La grande paura del capitalismo: e se Marx avesse ragione?

Andando oltre le posizioni ideologiche appare in modo molto chiaro come le crisi siano divenute sempre più parte costitutiva di questo sistema economico, ben lungi dall’essere il migliore dei sistemi possibili come vorrebbero alla Bocconi o a Washington. E in tanti iniziano ad accorgersi che forse Karl Marx aveva previsto tutto e aveva ragione, e forse a essere “ideologici” non sono i sostenitori del filosofo di Treviri, bensì i suoi detrattori. 

Negli ultimi vent’anni sembrava che le teorie di Marx fossero state finalmente smentite e relegate al passato. In tanti hanno esultato plaudendo alla vittoria del “libero mercato” e auspicando a questo punto un progresso continuo che avrebbe diffuso il benessere in tutto il mondo. A distanza di vent’anni invece siamo di fronte alla peggiore crisi economica mai verificatasi almeno dal 1929, una crisi che ha bruciato miliardi di euro e ha abbassato il tenore di vita di milioni di persone. Una crisi che ha aumentato la povertà e concentrato la ricchezza in pochissime mani, senza però che questo sistema, ovvero il neoliberismo applicato, venga minimamente messo in discussione dagli establishment. Tutta una serie di credenze prese per vere dal punto di vista oggettivo, come ad esempio la maggiore efficienza del privato nei confronti del pubblico, sono in realtà delle credenze ideologiche che vengono portate avanti per fede e ideologia piuttosto che per realismo.

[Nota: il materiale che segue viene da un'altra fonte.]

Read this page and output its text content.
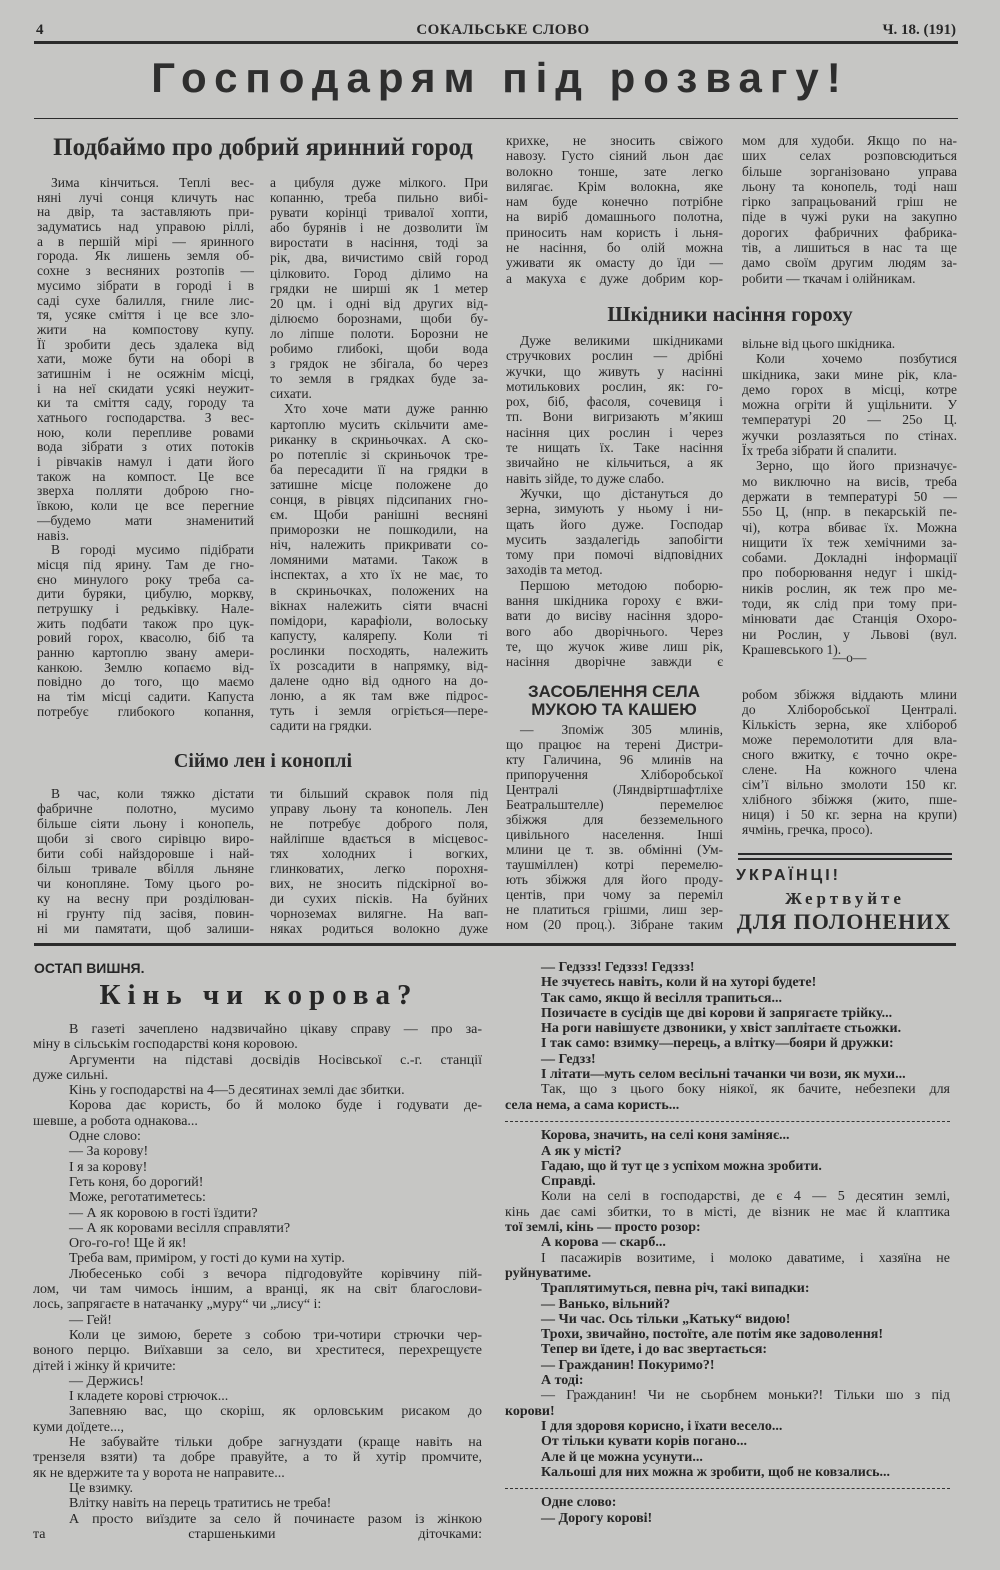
4	СОКАЛЬСЬКЕ СЛОВО	Ч. 18. (191)
Господарям під розвагу!
Подбаймо про добрий яринний город
Зима кінчиться. Теплі вес-
няні лучі сонця кличуть нас
на двір, та заставляють при-
задуматись над управою ріллі,
а в першій мірі — яринного
города. Як лишень земля об-
сохне з весняних розтопів —
мусимо зібрати в городі і в
саді сухе балилля, гниле лис-
тя, усяке сміття і це все зло-
жити на компостову купу.
Її зробити десь здалека від
хати, може бути на оборі в
затишнім і не осяжнім місці,
і на неї скидати усякі неужит-
ки та сміття саду, городу та
хатнього господарства. З вес-
ною, коли перепливе ровами
вода зібрати з отих потоків
і рівчаків намул і дати його
також на компост. Це все
зверха полляти доброю гно-
ївкою, коли це все перегние
—будемо мати знаменитий
навіз.
В городі мусимо підібрати
місця під ярину. Там де гно-
єно минулого року треба са-
дити буряки, цибулю, моркву,
петрушку і редьківку. Нале-
жить подбати також про цук-
ровий горох, квасолю, біб та
ранню картоплю звану амери-
канкою. Землю копаємо від-
повідно до того, що маємо
на тім місці садити. Капуста
потребує глибокого копання,
а цибуля дуже мілкого. При
копанню, треба пильно вибі-
рувати корінці тривалої хопти,
або бурянів і не дозволити їм
виростати в насіння, тоді за
рік, два, вичистимо свій город
цілковито. Город ділимо на
грядки не ширші як 1 метер
20 цм. і одні від других від-
ділюємо борознами, щоби бу-
ло ліпше полоти. Борозни не
робимо глибокі, щоби вода
з грядок не збігала, бо через
то земля в грядках буде за-
сихати.
Хто хоче мати дуже ранню
картоплю мусить скільчити аме-
риканку в скриньочках. А ско-
ро потепліє зі скриньочок тре-
ба пересадити її на грядки в
затишне місце положене до
сонця, в рівцях підсипаних гно-
єм. Щоби ранішні весняні
приморозки не пошкодили, на
ніч, належить прикривати со-
ломяними матами. Також в
інспектах, а хто їх не має, то
в скриньочках, положених на
вікнах належить сіяти вчасні
помідори, карафіоли, волоську
капусту, калярепу. Коли ті
рослинки посходять, належить
їх розсадити в напрямку, від-
далене одно від одного на до-
лоню, а як там вже підрос-
туть і земля огріється—пере-
садити на грядки.
Сіймо лен і коноплі
В час, коли тяжко дістати
фабричне полотно, мусимо
більше сіяти льону і конопель,
щоби зі свого сирівцю виро-
бити собі найздоровше і най-
більш тривале вбілля льняне
чи конопляне. Тому цього ро-
ку на весну при розділюван-
ні грунту під засівя, повин-
ні ми памятати, щоб залиши-
ти більший скравок поля під
управу льону та конопель. Лен
не потребує доброго поля,
найліпше вдається в місцевос-
тях холодних і вогких,
глинковатих, легко порохня-
вих, не зносить підскірної во-
ди сухих пісків. На буйних
чорноземах вилягне. На вап-
няках родиться волокно дуже
крихке, не зносить свіжого
навозу. Густо сіяний льон дає
волокно тонше, зате легко
вилягає. Крім волокна, яке
нам буде конечно потрібне
на виріб домашнього полотна,
приносить нам користь і льня-
не насіння, бо олій можна
уживати як омасту до їди —
а макуха є дуже добрим кор-
мом для худоби. Якщо по на-
ших селах розповсюдиться
більше зорганізовано управа
льону та конопель, тоді наш
гірко запрацьований гріш не
піде в чужі руки на закупно
дорогих фабричних фабрика-
тів, а лишиться в нас та ще
дамо своїм другим людям за-
робити — ткачам і олійникам.
Шкідники насіння гороху
Дуже великими шкідниками
стручкових рослин — дрібні
жучки, що живуть у насінні
мотилькових рослин, як: го-
рох, біб, фасоля, сочевиця і
тп. Вони вигризають м’якиш
насіння цих рослин і через
те нищать їх. Таке насіння
звичайно не кільчиться, а як
навіть зійде, то дуже слабо.
Жучки, що дістануться до
зерна, зимують у ньому і ни-
щать його дуже. Господар
мусить заздалегідь запобігти
тому при помочі відповідних
заходів та метод.
Першою методою поборю-
вання шкідника гороху є вжи-
вати до висіву насіння здоро-
вого або дворічнього. Через
те, що жучок живе лиш рік,
насіння дворічне завжди є
вільне від цього шкідника.
Коли хочемо позбутися
шкідника, заки мине рік, кла-
демо горох в місці, котре
можна огріти й ущільнити. У
температурі 20 — 25о Ц.
жучки розлазяться по стінах.
Їх треба зібрати й спалити.
Зерно, що його призначує-
мо виключно на висів, треба
держати в температурі 50 —
55о Ц, (нпр. в пекарській пе-
чі), котра вбиває їх. Можна
нищити їх теж хемічними за-
собами. Докладні інформації
про поборювання недуг і шкід-
ників рослин, як теж про ме-
тоди, як слід при тому при-
мінювати дає Станція Охоро-
ни Рослин, у Львові (вул.
Крашевського 1).
—о—
ЗАСОБЛЕННЯ СЕЛА
МУКОЮ ТА КАШЕЮ
— Зпоміж 305 млинів,
що працює на терені Дистри-
кту Галичина, 96 млинів на
припоручення Хліборобської
Централі (Ляндвіртшафтліхе
Беатральштелле) перемелює
збіжжя для безземельного
цивільного населення. Інші
млини це т. зв. обмінні (Ум-
таушміллен) котрі перемелю-
ють збіжжя для його проду-
центів, при чому за переміл
не платиться грішми, лиш зер-
ном (20 проц.). Зібране таким
робом збіжжя віддають млини
до Хліборобської Централі.
Кількість зерна, яке хлібороб
може перемолотити для вла-
сного вжитку, є точно окре-
слене. На кожного члена
сім’ї вільно змолоти 150 кг.
хлібного збіжжя (жито, пше-
ниця) і 50 кг. зерна на крупи)
ячмінь, гречка, просо).
УКРАЇНЦІ!
Жертвуйте
ДЛЯ ПОЛОНЕНИХ
ОСТАП ВИШНЯ.
Кінь чи корова?
В газеті зачеплено надзвичайно цікаву справу — про за-
міну в сільськім господарстві коня коровою.
Аргументи на підставі досвідів Носівської с.-г. станції
дуже сильні.
Кінь у господарстві на 4—5 десятинах землі дає збитки.
Корова дає користь, бо й молоко буде і годувати де-
шевше, а робота однакова...
Одне слово:
— За корову!
І я за корову!
Геть коня, бо дорогий!
Може, реготатиметесь:
— А як коровою в гості їздити?
— А як коровами весілля справляти?
Ого-го-го! Ще й як!
Треба вам, приміром, у гості до куми на хутір.
Любесенько собі з вечора підгодовуйте корівчину пій-
лом, чи там чимось іншим, а вранці, як на світ благослови-
лось, запрягаєте в натачанку „муру“ чи „лису“ і:
— Гей!
Коли це зимою, берете з собою три-чотири стрючки чер-
воного перцю. Виїхавши за село, ви хреститеся, перехрещуєте
дітей і жінку й кричите:
— Держись!
І кладете корові стрючок...
Запевняю вас, що скоріш, як орловським рисаком до
куми доїдете...,
Не забувайте тільки добре загнуздати (краще навіть на
трензеля взяти) та добре правуйте, а то й хутір промчите,
як не вдержите та у ворота не направите...
Це взимку.
Влітку навіть на перець тратитись не треба!
А просто виїздите за село й починаєте разом із жінкою
та старшенькими діточками:
— Гедззз! Гедззз! Гедззз!
Не зчуєтесь навіть, коли й на хуторі будете!
Так само, якщо й весілля трапиться...
Позичаєте в сусідів ще дві корови й запрягаєте трійку...
На роги навішуєте дзвоники, у хвіст заплітаєте стьожки.
І так само: взимку—перець, а влітку—бояри й дружки:
— Гедзз!
І літати—муть селом весільні тачанки чи вози, як мухи...
Так, що з цього боку ніякої, як бачите, небезпеки для
села нема, а сама користь...
Корова, значить, на селі коня заміняє...
А як у місті?
Гадаю, що й тут це з успіхом можна зробити.
Справді.
Коли на селі в господарстві, де є 4 — 5 десятин землі,
кінь дає самі збитки, то в місті, де візник не має й клаптика
тої землі, кінь — просто розор:
А корова — скарб...
І пасажирів возитиме, і молоко даватиме, і хазяїна не
руйнуватиме.
Траплятимуться, певна річ, такі випадки:
— Ванько, вільний?
— Чи час. Ось тільки „Катьку“ видою!
Трохи, звичайно, постоїте, але потім яке задоволення!
Тепер ви їдете, і до вас звертається:
— Гражданин! Покуримо?!
А тоді:
— Гражданин! Чи не сьорбнем моньки?! Тільки шо з під
корови!
І для здоровя корисно, і їхати весело...
От тільки кувати корів погано...
Але й це можна усунути...
Кальоші для них можна ж зробити, щоб не ковзались...
Одне слово:
— Дорогу корові!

Come ha sottolineato l’economista Vladimiro Giacchè (1) infatti “non esiste alcuna ricerca empirica che dimostri tale superiorità, ma essa è diventata senso comune“.  Del resto tutti i pasdaran del “libero mercato” non potrebbero in alcun modo giustificare la distruzione di migliaia di miliardi di euro a causa della crisi e l’aumento esponenziale dei disoccupati, per questo, esattamente come accadeva qualche secolo fa ai tempi di Marx, preferiscono dare la colpa a fattori esterni piuttosto che ammettere che le crisi sono sistemiche e non episodiche. In una parola Marx aveva sostenuto che le crisi erano una componente del capitalismo, non un incidente, e il trascorrere dei decenni ha confermato la sua teoria piuttosto che confutarla.

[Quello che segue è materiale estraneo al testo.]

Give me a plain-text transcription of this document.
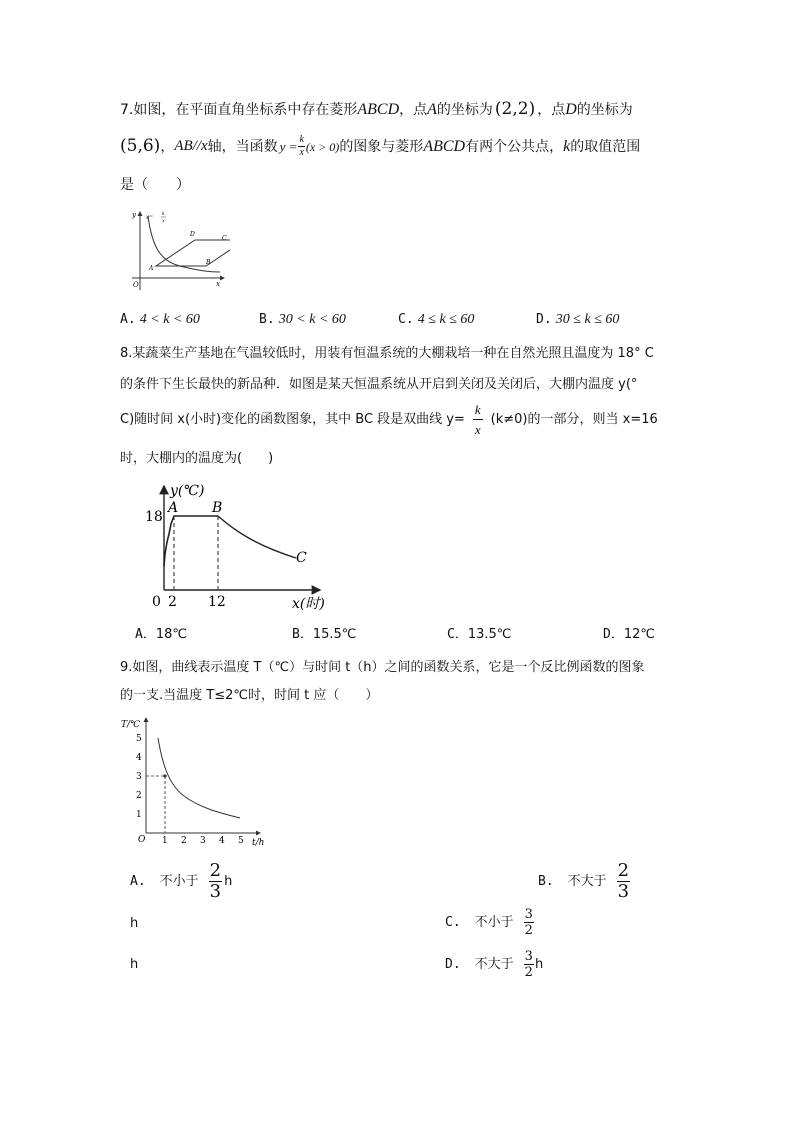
7.如图，在平面直角坐标系中存在菱形ABCD，点A的坐标为 (2,2) ，点D的坐标为
(5,6) ， AB//x 轴，当函数 $y = \frac{k}{x} (x > 0)$ 的图象与菱形 ABCD 有两个公共点， k 的取值范围
是（　　）
y
x
O
y= k
x
A
B
C
D
A. 4 < k < 60	B. 30 < k < 60	C. 4 ≤ k ≤ 60	D. 30 ≤ k ≤ 60
8.某蔬菜生产基地在气温较低时，用装有恒温系统的大棚栽培一种在自然光照且温度为 18° C
的条件下生长最快的新品种．如图是某天恒温系统从开启到关闭及关闭后，大棚内温度 y(°
C)随时间 x(小时)变化的函数图象，其中 BC 段是双曲线 $y= \frac{k}{x} (k\ne 0)$的一部分，则当 x=16
时，大棚内的温度为(　　)
y(℃)
x(时)
18
0 2 12
A B
C
A．18℃	B．15.5℃	C．13.5℃	D．12℃
9.如图，曲线表示温度 T（℃）与时间 t（h）之间的函数关系，它是一个反比例函数的图象
的一支.当温度 T≤2℃时，时间 t 应（　　）
T/℃
t/h
O
1
2
3
4
5
1 2 3 4 5
A. 不小于 $\frac{2}{3}$ h	B. 不大于 $\frac{2}{3}$
h	C. 不小于 $\frac{3}{2}$
h	D. 不大于 $\frac{3}{2}$ h
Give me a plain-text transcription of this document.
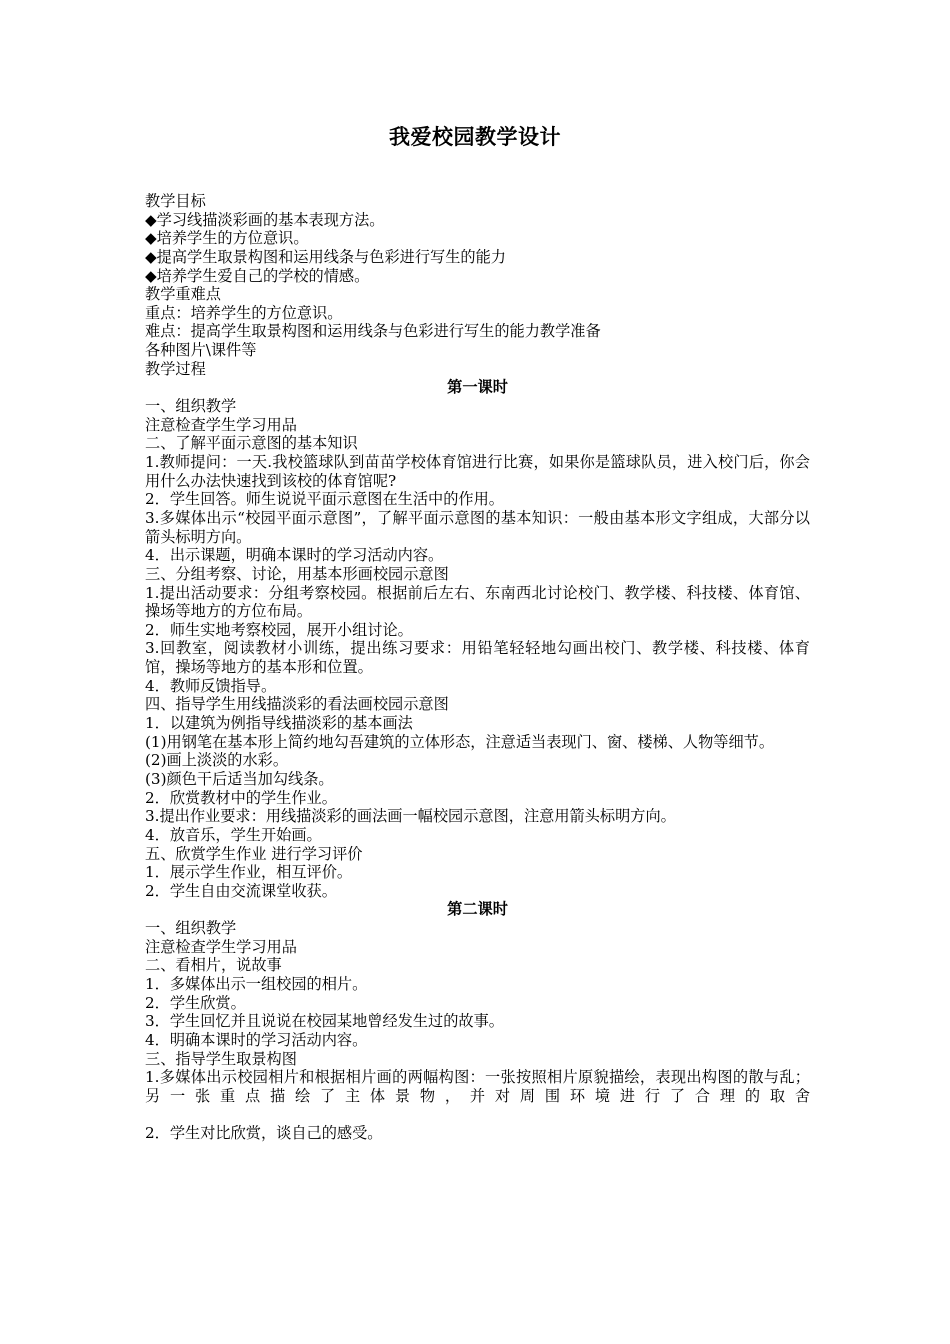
我爱校园教学设计
教学目标
◆学习线描淡彩画的基本表现方法。
◆培养学生的方位意识。
◆提高学生取景构图和运用线条与色彩进行写生的能力
◆培养学生爱自己的学校的情感。
教学重难点
重点：培养学生的方位意识。
难点：提高学生取景构图和运用线条与色彩进行写生的能力教学准备
各种图片\课件等
教学过程
第一课时
一、组织教学
注意检查学生学习用品
二、了解平面示意图的基本知识
1.教师提问：一天.我校篮球队到苗苗学校体育馆进行比赛，如果你是篮球队员，进入校门后，你会用什么办法快速找到该校的体育馆呢?
2．学生回答。师生说说平面示意图在生活中的作用。
3.多媒体出示“校园平面示意图”，了解平面示意图的基本知识：一般由基本形文字组成，大部分以箭头标明方向。
4．出示课题，明确本课时的学习活动内容。
三、分组考察、讨论，用基本形画校园示意图
1.提出活动要求：分组考察校园。根据前后左右、东南西北讨论校门、教学楼、科技楼、体育馆、操场等地方的方位布局。
2．师生实地考察校园，展开小组讨论。
3.回教室，阅读教材小训练，提出练习要求：用铅笔轻轻地勾画出校门、教学楼、科技楼、体育馆，操场等地方的基本形和位置。
4．教师反馈指导。
四、指导学生用线描淡彩的看法画校园示意图
1．以建筑为例指导线描淡彩的基本画法
(1)用钢笔在基本形上简约地勾吾建筑的立体形态，注意适当表现门、窗、楼梯、人物等细节。
(2)画上淡淡的水彩。
(3)颜色干后适当加勾线条。
2．欣赏教材中的学生作业。
3.提出作业要求：用线描淡彩的画法画一幅校园示意图，注意用箭头标明方向。
4．放音乐，学生开始画。
五、欣赏学生作业 进行学习评价
1．展示学生作业，相互评价。
2．学生自由交流课堂收获。
第二课时
一、组织教学
注意检查学生学习用品
二、看相片，说故事
1．多媒体出示一组校园的相片。
2．学生欣赏。
3．学生回忆并且说说在校园某地曾经发生过的故事。
4．明确本课时的学习活动内容。
三、指导学生取景构图
1.多媒体出示校园相片和根据相片画的两幅构图：一张按照相片原貌描绘，表现出构图的散与乱；另一张重点描绘了主体景物，并对周围环境进行了合理的取舍
2．学生对比欣赏，谈自己的感受。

Del resto ad accorgersi che Marx forse non aveva tutti i torti non sono certo gruppi di trinariciuti comunisti irriducibili bensì proprio gli organi di stampa del capitalismo ruggente come il Financial Times o il Flash Economics (2) che si spingeva il 6 gennaio del 2010 persino a identificare come “evidentemente corretta” l’interpretazione marxista della crisi. Lo stesso Marx, come ci ricorda l’ottimo Giacchè, aveva preconizzato in modo molto netto le crisi del capitalismo, ricordando come banchieri e faccendieri si congratulassero tra di loro fino a pochi giorni prima dello scoppio della crisi. Il problema è che esattamente come allora i fautori del libero mercato e del turbocapitalismo al posto che ammettere nella sostanza la fallabilità del loro sistema preferiscono dare la colpa alla moralità degli operatori della finanza, agli speculatori e alla mancanza di prudenza. Se ci pensate è esattamente quello che sta accadendo oggi con i media e gli esperti di economia che accusano gli speculatori di aver provocato la crisi piuttosto che cominciare ad analizzare seriamente la possibilità che le crisi economiche facciano parte del sistema stesso. Lo stesso Marx a questo riguardo ebbe a scrivere: “Se la speculazione si presenta verso la fine di un determinato ciclo commerciale come immediato precursore del crollo, non bisognerebbe dimenticare che la speculazione stessa  è stata creata nelle fasi precedenti del ciclo e quindi rappresenta essa stessa un risultato e un fenomeno, e non la ragione ultima e la sostanza del processo(3).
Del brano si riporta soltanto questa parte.